During metastatic dissemination, cancer cells experience shear stresses in narrow confinements of in vivo vasculature. Such stresses are currently known to influence a gamut of cellular processes. While a host of cells emanating from a primary tumor perish in circulation due to shear, some cells manage to migrate to distant niches and form secondary tumors. Current research focuses on how cancer cells avert such mechanical stresses and adapt themselves in order to survive.
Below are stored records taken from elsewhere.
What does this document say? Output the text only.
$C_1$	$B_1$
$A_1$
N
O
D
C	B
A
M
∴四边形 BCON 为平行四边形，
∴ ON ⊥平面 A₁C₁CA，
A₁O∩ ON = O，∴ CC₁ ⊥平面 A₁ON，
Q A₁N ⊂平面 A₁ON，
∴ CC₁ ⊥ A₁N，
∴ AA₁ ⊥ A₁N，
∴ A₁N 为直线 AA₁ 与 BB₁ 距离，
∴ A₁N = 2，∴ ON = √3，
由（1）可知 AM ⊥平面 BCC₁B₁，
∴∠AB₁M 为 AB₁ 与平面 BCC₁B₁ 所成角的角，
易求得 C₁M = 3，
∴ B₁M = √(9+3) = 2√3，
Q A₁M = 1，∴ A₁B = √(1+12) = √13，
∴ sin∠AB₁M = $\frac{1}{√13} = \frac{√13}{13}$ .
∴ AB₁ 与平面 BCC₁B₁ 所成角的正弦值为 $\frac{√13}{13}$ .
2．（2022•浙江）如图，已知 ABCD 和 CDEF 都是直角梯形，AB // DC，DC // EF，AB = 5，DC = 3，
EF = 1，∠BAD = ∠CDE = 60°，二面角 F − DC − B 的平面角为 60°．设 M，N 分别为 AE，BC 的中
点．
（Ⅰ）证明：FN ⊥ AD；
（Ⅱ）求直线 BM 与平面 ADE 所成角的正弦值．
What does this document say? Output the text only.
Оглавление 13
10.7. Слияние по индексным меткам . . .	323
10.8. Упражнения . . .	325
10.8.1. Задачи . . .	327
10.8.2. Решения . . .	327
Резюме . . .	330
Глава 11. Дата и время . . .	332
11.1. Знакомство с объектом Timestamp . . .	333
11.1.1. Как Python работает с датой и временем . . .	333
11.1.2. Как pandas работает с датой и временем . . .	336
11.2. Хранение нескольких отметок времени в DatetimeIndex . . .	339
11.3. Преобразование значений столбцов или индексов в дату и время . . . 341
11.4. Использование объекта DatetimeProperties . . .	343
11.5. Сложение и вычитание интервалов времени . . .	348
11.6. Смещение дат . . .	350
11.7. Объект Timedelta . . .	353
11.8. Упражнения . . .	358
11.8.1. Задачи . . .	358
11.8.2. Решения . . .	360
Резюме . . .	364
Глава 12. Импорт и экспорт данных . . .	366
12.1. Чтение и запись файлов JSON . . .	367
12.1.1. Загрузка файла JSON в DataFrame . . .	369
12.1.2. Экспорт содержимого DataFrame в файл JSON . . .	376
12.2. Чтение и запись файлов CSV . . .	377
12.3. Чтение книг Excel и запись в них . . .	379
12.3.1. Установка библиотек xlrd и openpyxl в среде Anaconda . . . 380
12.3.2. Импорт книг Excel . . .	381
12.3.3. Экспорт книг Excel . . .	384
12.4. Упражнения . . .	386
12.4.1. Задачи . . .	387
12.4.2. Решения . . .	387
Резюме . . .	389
This study deals with the autophagic response of cervical cancer cells HeLa and its subline HeLa 229, exposed to physiological shear stresses in vitro, and evaluates its role as a pro-survival mechanism. It also delineates the probable mechanotransduction pathway that is involved in eliciting the stress-adaptive response in cervical cancer cells. Our results show that shear stress of physiological regime elicits protective autophagy in cervical cancer cells as an immediate response and inhibiting the same, leads to early onset of apoptosis. An effort to study the underlying mechanotransduction revealed that autophagy induction by shear stress requires intact lipid rafts which serve as signalling platforms to trigger phosphorylation of p38 mitogen activated protein kinases, leading to autophagy. This study thus gives novel insights into the mechanobiology of cervical cancer and hints at promising therapeutic targets in metastasis, the major cause of cancer mortality.